Por María González

Llevo un tiempo haciendo un curso de Comunicación no Violenta y en mi afán de integrar la filosofía de Rosenberg en mi propia vida,  estaba hace unos días leyendo una entrevista que le hicieron, y en ella contaba que un día se le había ocurrido preguntarle a uno de sus hijos “¿por qué crees que te quiero?”. Y el niño, que entonces tenía unos 7 años, le respondió algo así «¿Porque ya no me hago pipí en la cama?», ¿porque no me levanto de la mesa cuando estamos comiendo?».

¿Por qué crees que te quiero? Te quiero porque eres un ser único y maravilloso

Rosenberg le dijo a su hijo: “estoy muy contento de que hayas conseguido esas cosas pero no te quiero por eso, te quiero porque eres un ser único y maravilloso, te quiero por lo que eres”.

Esto me dio que pensar y decidí probar con mis hijos, que ahora tienen 7,8 y 10 años. Así que al final del día, cuando ya estaban en la cama, me acerqué a cada uno de ellos y les pregunté:

–¿Por qué crees que te quiero?–Los de 7 y 8 tuvieron la respuesta clara

– Porque soy tu hijo.

–Porque soy tu hija –Sin más…. Y respiré aliviada. Aún así, sentí la necesidad de añadir –Y porque eres un ser único y maravilloso y te quiero como eres –Sus caras se iluminaron con dos preciosas sonrisas.

La de 10 años también me respondió: –Porque soy tu hija, –Pero a continuación pensó un instante y añadió: –Y porque soy buena. –A lo que yo contesté: –No, me gustaría aclarar que te quiero porque eres tú, tal y como eres, siempre, hagas lo que hagas. –Mi maravillosa hija de 10 años me miró muy seria, y una par de lágrimas rodaron por sus mejillas. Con sus 10 añitos ya llevaba esa mochila…”me quieren porque soy buena”.

El hacer y el Ser, ¡qué  importante tener clara esta distinción!, y qué distintas son las relaciones si somos capaces de ver el Ser irrepetible que tenemos delante, y si comprendemos el Ser irrepetible que somos.

Desde ese día me he propuesto estar más atenta al peso que cargo en la mochila de mis hijos con mis juicios.
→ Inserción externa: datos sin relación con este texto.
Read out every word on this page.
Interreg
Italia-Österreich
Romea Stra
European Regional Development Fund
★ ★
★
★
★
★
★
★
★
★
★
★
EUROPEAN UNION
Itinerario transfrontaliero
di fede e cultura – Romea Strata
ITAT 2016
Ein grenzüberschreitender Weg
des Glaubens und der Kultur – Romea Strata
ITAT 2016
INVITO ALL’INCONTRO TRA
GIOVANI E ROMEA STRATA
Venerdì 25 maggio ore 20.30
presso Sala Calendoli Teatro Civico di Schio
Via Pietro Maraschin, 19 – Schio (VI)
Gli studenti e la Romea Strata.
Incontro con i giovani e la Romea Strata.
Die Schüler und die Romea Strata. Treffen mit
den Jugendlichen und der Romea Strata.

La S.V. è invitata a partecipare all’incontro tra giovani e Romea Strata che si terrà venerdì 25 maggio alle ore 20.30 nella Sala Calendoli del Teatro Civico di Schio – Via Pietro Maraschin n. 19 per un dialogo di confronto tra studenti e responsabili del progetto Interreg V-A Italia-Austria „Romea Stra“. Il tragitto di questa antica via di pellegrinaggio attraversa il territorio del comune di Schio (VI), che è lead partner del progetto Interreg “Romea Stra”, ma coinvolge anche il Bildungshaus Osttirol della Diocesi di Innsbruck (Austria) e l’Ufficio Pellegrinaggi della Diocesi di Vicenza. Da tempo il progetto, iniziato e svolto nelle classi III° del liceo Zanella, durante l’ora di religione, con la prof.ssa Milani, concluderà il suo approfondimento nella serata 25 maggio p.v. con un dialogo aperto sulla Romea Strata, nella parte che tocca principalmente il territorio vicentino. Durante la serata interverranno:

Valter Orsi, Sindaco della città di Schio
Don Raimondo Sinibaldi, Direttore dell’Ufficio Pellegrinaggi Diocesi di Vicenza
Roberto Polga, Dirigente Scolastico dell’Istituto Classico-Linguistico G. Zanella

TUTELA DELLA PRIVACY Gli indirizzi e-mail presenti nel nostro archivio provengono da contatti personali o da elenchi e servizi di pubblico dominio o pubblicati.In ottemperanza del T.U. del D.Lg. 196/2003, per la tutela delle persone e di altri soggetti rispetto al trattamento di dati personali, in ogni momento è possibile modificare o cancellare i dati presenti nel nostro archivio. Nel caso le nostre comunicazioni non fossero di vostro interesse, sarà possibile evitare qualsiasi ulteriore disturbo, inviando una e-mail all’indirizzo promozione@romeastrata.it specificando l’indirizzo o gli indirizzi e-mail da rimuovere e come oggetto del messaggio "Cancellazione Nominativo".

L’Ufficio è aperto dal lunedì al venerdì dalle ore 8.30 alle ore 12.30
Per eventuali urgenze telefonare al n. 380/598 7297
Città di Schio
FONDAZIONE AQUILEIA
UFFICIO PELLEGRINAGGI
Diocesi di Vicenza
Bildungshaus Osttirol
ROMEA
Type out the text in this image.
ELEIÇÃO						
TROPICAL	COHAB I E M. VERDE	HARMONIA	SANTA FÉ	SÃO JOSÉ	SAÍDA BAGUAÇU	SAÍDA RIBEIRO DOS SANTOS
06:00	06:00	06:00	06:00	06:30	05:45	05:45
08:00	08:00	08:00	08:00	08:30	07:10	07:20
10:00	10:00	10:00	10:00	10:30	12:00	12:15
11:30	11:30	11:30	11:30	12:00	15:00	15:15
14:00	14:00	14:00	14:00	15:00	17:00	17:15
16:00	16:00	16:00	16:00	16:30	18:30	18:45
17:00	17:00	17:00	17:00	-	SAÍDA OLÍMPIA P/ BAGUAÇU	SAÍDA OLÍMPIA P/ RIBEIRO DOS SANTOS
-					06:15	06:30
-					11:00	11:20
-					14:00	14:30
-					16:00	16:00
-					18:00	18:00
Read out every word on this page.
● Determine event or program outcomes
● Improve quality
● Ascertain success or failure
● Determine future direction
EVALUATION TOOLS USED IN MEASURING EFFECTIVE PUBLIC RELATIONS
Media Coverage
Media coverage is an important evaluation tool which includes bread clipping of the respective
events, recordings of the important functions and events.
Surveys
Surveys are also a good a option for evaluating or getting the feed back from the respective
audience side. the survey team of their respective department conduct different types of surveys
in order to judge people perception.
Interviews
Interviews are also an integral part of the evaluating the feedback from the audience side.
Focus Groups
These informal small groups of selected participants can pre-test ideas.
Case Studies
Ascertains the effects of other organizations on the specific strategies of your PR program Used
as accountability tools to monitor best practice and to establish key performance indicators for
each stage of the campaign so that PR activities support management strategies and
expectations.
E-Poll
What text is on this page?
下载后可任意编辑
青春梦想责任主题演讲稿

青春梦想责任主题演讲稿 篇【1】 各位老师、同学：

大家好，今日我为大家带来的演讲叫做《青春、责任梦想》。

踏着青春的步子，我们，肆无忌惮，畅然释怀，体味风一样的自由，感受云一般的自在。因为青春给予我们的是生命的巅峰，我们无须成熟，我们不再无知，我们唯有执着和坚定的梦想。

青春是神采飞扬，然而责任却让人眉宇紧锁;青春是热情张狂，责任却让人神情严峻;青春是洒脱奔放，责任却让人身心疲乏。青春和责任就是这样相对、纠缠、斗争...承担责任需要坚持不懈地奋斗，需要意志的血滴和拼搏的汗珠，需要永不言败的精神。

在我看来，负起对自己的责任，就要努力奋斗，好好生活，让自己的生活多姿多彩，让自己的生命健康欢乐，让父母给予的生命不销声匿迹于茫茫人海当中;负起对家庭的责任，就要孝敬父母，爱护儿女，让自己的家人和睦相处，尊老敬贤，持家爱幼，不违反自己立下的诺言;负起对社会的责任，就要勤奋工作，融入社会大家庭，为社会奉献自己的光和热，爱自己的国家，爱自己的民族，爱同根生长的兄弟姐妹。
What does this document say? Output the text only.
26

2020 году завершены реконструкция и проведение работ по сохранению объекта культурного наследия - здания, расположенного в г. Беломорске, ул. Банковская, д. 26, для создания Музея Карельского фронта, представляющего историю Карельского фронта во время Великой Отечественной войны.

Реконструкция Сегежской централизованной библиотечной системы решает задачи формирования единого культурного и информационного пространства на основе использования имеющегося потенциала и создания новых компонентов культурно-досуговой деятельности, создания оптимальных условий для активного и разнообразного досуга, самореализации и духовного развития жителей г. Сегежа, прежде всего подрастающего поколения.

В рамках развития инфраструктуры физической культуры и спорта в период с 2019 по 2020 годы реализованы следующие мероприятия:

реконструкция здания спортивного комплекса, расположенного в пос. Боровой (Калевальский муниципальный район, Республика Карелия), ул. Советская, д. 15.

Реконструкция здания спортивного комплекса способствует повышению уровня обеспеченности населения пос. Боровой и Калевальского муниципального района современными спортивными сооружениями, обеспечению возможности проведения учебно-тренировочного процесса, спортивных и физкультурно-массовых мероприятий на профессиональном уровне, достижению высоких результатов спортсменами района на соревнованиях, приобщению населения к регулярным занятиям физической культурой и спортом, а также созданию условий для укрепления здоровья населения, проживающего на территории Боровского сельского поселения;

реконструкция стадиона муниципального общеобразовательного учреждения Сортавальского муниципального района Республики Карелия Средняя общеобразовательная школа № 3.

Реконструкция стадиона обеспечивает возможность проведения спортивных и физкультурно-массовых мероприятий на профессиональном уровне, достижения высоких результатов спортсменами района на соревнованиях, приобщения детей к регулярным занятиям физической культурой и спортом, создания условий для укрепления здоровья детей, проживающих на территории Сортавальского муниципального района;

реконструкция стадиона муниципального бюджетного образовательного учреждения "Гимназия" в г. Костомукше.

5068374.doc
Mi labor como madre esencialmente se basa en quererles y que encuentren en mí Amor, Apoyo y Aceptación incondicional. A partir de ahora añadiré, de cuando en cuando, el test de ¿por qué crees que te quiero?, para asegurarme de que mi mensaje llega con nitidez, y no hay interferencias que vayan haciendo pesadas sus mochilas.

Porque no se puede volar con la mochila puesta.